Main Argument: The U.S. Is an Empire, Just a Hiding One

The episode’s core thesis is that American empire is real, but culturally erased.

  • Americans often think of empire as something European powers did, not the United States.
  • Yet the U.S. has controlled territories, colonies, and military holdings across the world for more than a century.
  • Immerwahr argues that the country is an empire in the technical sense: a political system with different rules for different places and people.

A major theme is how the U.S. tells itself a different origin story:

  • The U.S. was founded as a rebellion against empire.
  • Its name — “United States of America” — was meant to signal a union of states, not colonies.
  • That self-image helped the country distance itself from the word “colony,” even while it continued colonial rule.

Historical Blind Spots and Hidden Colonialism

The conversation highlights how U.S. history is usually taught as if the continental states are the whole nation.

Examples discussed

  • Puerto Rico, Hawaii, Guam, the Philippines, Wake Island: all were or are part of the American imperial system.
  • At the start of World War II, the U.S. had more colonial subjects overseas than Black Americans in the U.S.
  • Pearl Harbor is often treated as the lone symbol of that attack, but Japan also attacked other U.S. territories in the Pacific the same day.

The episode emphasizes that these places are not side notes — they are central to understanding the U.S. as a global power.

How U.S. Empire Works in Practice

A big portion of the discussion focuses on the U.S. military base network around the world.

  • The U.S. is estimated to have around 750 military bases globally.
  • These bases are treated as normal inside the U.S., but would be seen as outrageous if another country had them on American soil.
  • Bases create both strategic power and local tensions:
    • They bring money and jobs, but also inequality.
    • They create service economies around them, including sex work and entertainment.
    • They often come with legal and political friction, especially when local courts cannot fully control U.S. service members.

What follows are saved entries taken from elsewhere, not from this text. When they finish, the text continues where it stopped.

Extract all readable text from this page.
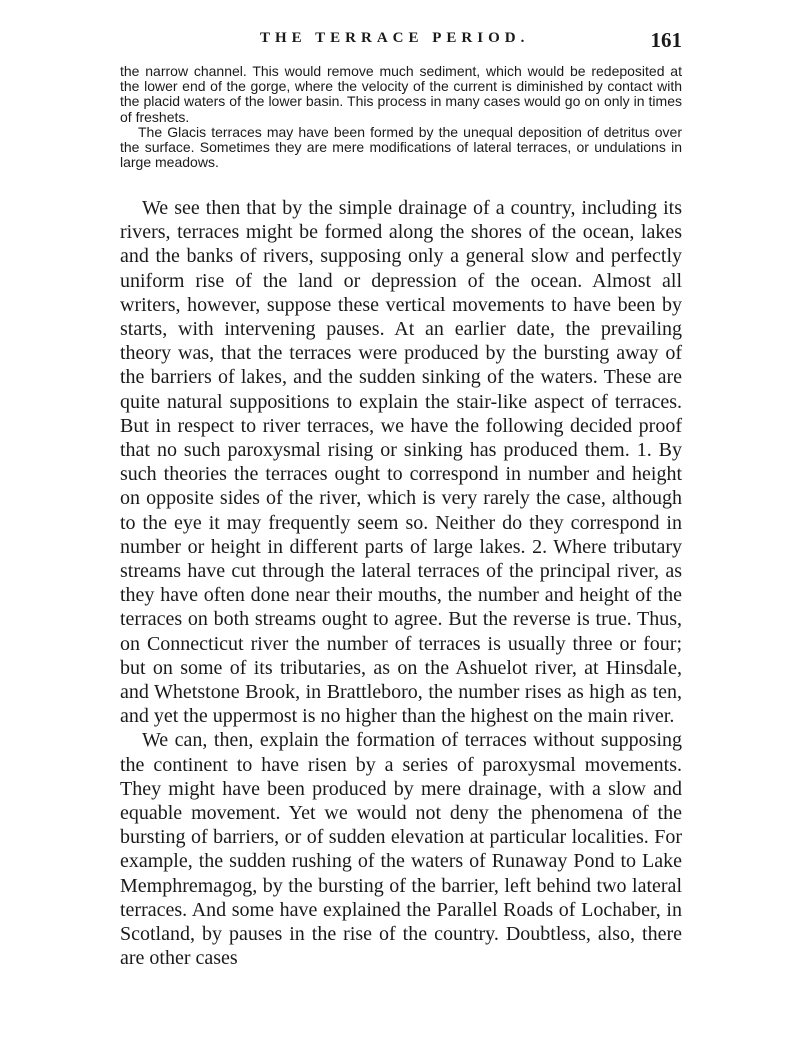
THE TERRACE PERIOD.	161

the narrow channel. This would remove much sediment, which would be redeposited at the lower end of the gorge, where the velocity of the current is diminished by contact with the placid waters of the lower basin. This process in many cases would go on only in times of freshets.

The Glacis terraces may have been formed by the unequal deposition of detritus over the surface. Sometimes they are mere modifications of lateral terraces, or undulations in large meadows.

We see then that by the simple drainage of a country, including its rivers, terraces might be formed along the shores of the ocean, lakes and the banks of rivers, supposing only a general slow and perfectly uniform rise of the land or depression of the ocean. Almost all writers, however, suppose these vertical movements to have been by starts, with intervening pauses. At an earlier date, the prevailing theory was, that the terraces were produced by the bursting away of the barriers of lakes, and the sudden sinking of the waters. These are quite natural suppositions to explain the stair-like aspect of terraces. But in respect to river terraces, we have the following decided proof that no such paroxysmal rising or sinking has produced them. 1. By such theories the terraces ought to correspond in number and height on opposite sides of the river, which is very rarely the case, although to the eye it may frequently seem so. Neither do they correspond in number or height in different parts of large lakes. 2. Where tributary streams have cut through the lateral terraces of the principal river, as they have often done near their mouths, the number and height of the terraces on both streams ought to agree. But the reverse is true. Thus, on Connecticut river the number of terraces is usually three or four; but on some of its tributaries, as on the Ashuelot river, at Hinsdale, and Whetstone Brook, in Brattleboro, the number rises as high as ten, and yet the uppermost is no higher than the highest on the main river.

We can, then, explain the formation of terraces without supposing the continent to have risen by a series of paroxysmal movements. They might have been produced by mere drainage, with a slow and equable movement. Yet we would not deny the phenomena of the bursting of barriers, or of sudden elevation at particular localities. For example, the sudden rushing of the waters of Runaway Pond to Lake Memphremagog, by the bursting of the barrier, left behind two lateral terraces. And some have explained the Parallel Roads of Lochaber, in Scotland, by pauses in the rise of the country. Doubtless, also, there are other cases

The episode also notes how bases can fuel anti-American politics:

  • Osama bin Laden’s opposition to U.S. troops in Saudi Arabia is cited as an example.
  • Iran’s anti-imperial stance is tied in part to being surrounded by U.S. power and bases.

Trump, Hegemony, and the Possible Decline of Empire

The episode’s more provocative claim is that Trump is not preserving American empire so much as breaking it.

Immerwahr’s argument

  • Past presidents often acted like chess players, considering the long-term implications of military action.
  • Trump, by contrast, is described as less strategic and more willing to act impulsively, even if it damages U.S. power structures.
  • This doesn’t mean he is anti-imperial in any moral sense — just that he may be cannibalizing the empire rather than managing it.

Key examples

  • Military escalation with Iran
  • Pressure and threats toward Venezuela and Cuba
  • A broader rejection of the U.S. role as global policeman
  • Tariffs and trade nationalism that reflect a more inward, transactional worldview

The episode frames Trump as a right-wing critic of hegemony:

  • He does not oppose empire because it is unjust.
  • He opposes it because he thinks it does not pay enough for the United States.

What Could Come Next?

The closing question is what the world looks like if U.S. hegemony continues to weaken.

Possible outcomes

  • Pessimistic view: chaos, instability, or a vacuum filled by China or Russia.
  • More hopeful view: a world order managed by multiple medium-sized countries working multilaterally.

The episode doesn’t pretend to know the answer, but it suggests that the decline of American empire may force a new global arrangement — one that could be more democratic, or more dangerous.

Key Takeaways

  • The United States has a long colonial history that is often left out of mainstream American identity.
  • Calling the U.S. a mere “nation-state” hides the reality of territories, possessions, and overseas power.
  • Military bases are a core tool of American empire, not just ordinary defense infrastructure.
  • Trump may be accelerating the weakening of U.S. hegemony by acting without the usual imperial guardrails.
  • The end of American empire could mean either a more multipolar world or a more unstable one.

Notable Insight

An empire is, at minimum, a polity with different rules for different places.

That idea captures the episode’s central claim: the U.S. has spent generations insisting it is not an empire, while operating like one all the same.